Telepathy Between Couples, True or a Fable?
Discovery.com
When Julie Beischel met Mark Boccuzzi at a conference and agreed to participate in an experiment on telepathy, she didn’t immediately tell him about the powerful connections she’d felt to him; after all, they were strangers.
Now married, however, Beischel and Boccuzzi credit telepathy for helping them meet and fall in love.
“It was like nothing I had ever encountered,” Beischel said.
The data from the experiment backed up her perception, however, and the couple eventually asked Dean Radin, senior scientist at the Institute of Noetic Sciences (IONS) that conducted the summer study program, to marry them.
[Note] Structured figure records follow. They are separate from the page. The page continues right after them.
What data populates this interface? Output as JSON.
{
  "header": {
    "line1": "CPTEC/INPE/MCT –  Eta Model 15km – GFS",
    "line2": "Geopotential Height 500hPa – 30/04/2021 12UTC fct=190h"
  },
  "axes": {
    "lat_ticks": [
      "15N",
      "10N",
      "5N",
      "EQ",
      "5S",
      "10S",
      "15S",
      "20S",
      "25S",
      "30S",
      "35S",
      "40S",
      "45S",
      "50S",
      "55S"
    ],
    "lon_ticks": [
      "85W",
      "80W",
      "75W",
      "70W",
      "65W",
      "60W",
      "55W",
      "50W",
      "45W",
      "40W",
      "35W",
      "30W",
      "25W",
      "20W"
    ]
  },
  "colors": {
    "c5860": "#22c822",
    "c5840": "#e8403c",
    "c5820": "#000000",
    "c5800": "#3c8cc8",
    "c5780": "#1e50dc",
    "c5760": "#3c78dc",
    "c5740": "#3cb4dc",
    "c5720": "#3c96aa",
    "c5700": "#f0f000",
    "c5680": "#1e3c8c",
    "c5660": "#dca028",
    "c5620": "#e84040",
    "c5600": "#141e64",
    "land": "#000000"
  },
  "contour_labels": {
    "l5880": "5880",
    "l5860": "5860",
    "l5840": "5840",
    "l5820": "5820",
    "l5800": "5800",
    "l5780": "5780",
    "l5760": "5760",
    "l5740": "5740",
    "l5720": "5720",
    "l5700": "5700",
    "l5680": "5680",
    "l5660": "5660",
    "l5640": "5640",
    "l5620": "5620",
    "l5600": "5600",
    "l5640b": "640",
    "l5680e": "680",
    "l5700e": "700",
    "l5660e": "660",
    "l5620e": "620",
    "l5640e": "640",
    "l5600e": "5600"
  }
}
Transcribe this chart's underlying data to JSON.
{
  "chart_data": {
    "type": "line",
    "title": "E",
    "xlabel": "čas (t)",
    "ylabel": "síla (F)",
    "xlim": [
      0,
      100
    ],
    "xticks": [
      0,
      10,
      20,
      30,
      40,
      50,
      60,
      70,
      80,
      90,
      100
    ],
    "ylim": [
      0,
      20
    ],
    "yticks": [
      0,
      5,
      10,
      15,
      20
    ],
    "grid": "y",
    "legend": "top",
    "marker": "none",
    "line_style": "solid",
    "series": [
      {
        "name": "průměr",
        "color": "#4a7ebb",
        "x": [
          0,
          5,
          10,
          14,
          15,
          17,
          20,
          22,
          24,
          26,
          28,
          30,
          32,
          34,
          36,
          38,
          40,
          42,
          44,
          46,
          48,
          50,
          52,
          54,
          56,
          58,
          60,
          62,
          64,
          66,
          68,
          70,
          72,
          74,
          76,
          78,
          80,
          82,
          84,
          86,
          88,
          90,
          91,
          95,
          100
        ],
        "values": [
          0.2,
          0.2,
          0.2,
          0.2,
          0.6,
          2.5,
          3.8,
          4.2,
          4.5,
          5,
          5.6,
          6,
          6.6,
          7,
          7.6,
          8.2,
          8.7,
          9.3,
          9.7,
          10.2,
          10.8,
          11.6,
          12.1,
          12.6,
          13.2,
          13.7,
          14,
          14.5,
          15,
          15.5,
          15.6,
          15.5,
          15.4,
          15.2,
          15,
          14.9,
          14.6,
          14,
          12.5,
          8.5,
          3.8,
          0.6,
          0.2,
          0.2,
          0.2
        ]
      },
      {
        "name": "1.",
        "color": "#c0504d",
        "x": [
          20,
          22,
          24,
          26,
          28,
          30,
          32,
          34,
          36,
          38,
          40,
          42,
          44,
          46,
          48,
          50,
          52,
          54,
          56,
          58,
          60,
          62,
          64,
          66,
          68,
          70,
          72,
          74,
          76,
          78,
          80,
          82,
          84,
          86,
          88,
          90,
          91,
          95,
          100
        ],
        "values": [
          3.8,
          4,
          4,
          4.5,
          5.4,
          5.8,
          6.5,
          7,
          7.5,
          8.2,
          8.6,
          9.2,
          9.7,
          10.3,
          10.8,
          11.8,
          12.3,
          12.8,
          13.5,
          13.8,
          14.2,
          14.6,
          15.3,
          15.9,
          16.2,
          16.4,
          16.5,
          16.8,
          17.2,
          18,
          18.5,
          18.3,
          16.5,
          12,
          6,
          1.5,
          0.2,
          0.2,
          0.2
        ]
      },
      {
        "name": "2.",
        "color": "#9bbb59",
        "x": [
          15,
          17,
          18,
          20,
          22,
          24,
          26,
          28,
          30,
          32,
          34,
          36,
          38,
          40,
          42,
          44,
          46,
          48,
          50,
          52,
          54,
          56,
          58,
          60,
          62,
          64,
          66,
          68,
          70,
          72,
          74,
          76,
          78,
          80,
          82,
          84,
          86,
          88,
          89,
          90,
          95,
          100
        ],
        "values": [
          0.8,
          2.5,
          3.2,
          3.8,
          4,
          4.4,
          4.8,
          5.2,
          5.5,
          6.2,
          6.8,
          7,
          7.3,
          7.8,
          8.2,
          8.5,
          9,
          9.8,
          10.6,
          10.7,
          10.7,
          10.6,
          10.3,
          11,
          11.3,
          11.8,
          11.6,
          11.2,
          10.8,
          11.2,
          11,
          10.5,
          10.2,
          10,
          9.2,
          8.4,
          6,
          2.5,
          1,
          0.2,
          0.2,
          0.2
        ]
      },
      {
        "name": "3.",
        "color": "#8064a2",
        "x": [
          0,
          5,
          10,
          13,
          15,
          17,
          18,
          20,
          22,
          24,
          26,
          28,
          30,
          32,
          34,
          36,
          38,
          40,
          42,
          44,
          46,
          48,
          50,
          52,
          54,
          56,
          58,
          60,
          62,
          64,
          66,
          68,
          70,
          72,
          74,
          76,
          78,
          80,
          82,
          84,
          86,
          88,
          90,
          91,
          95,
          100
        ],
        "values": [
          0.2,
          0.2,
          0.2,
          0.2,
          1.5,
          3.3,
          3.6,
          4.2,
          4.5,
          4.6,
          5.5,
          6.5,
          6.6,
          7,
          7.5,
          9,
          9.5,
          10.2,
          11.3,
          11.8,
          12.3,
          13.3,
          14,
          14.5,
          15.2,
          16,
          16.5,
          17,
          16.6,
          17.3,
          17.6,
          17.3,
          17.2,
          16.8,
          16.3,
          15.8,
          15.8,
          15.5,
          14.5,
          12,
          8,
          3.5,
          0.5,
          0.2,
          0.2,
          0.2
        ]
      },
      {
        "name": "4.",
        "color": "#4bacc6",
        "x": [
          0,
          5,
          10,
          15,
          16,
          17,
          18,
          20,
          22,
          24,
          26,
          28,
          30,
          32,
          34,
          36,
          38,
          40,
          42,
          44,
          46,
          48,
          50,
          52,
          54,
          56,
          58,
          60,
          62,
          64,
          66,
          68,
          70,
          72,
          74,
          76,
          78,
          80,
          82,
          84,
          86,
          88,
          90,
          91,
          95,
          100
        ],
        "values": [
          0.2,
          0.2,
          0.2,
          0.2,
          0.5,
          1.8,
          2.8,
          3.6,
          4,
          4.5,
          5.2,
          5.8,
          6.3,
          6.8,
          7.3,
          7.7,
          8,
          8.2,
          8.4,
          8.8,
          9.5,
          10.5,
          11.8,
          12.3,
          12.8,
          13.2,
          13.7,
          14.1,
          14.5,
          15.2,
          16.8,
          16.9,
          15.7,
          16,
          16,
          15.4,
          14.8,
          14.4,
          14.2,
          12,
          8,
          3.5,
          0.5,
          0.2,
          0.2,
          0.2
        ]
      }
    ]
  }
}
Now, they are co-writing a book, Psychic Intimacy: A Handbook for Couples, that will highlight practical applications of telepathy for couples. In fact, they’ve suggested that Radin turn the experiment into a dating service.
The field of parapsychology can be tricky for scientists to navigate. At best, they’re known as a fringe group; at worst, they’re lumped together with astrologers and fortune tellers. NIH funding is hard to come by. People were often surprised that Beischel, a “hard-core” scientist with a PhD in pharmacology and toxicology, wrote a book about mediums.
But Beischel, Radin and many others are confident in their ability to answer most skeptics’ question affirmatively: Is telepathy real?
Radin tells the story of Hans Berger, the German who recorded the first human electroencephalogram (EEG) in 1924, who fell while riding a horse and was almost run over by a team of horses racing down the road inches from his head. His sister, many miles away, sensed the danger and insisted that her father send a telegram to find out what was wrong. She had never sent a telegram before, and the experience left Burger so curious that he switched from studying math and astronomy to medicine hoping to discover the source of that psychic energy.
About 100 years later, the explanation is still largely a mystery, but about 200 published experiments reveal mental connections that are “way beyond chance,” Radin said. Not knowing how it works, though, is uncomfortable for many scientists.
“Looking at the experiments and the data, it’s very clear something is going on,” Radin said. “There is doubt because we don’t have a good explanation for it yet.”
Still, even his most skeptical friends have shifted their thinking; while they may not believe it’s real, they no longer feel as strongly that it’s not, Radin said.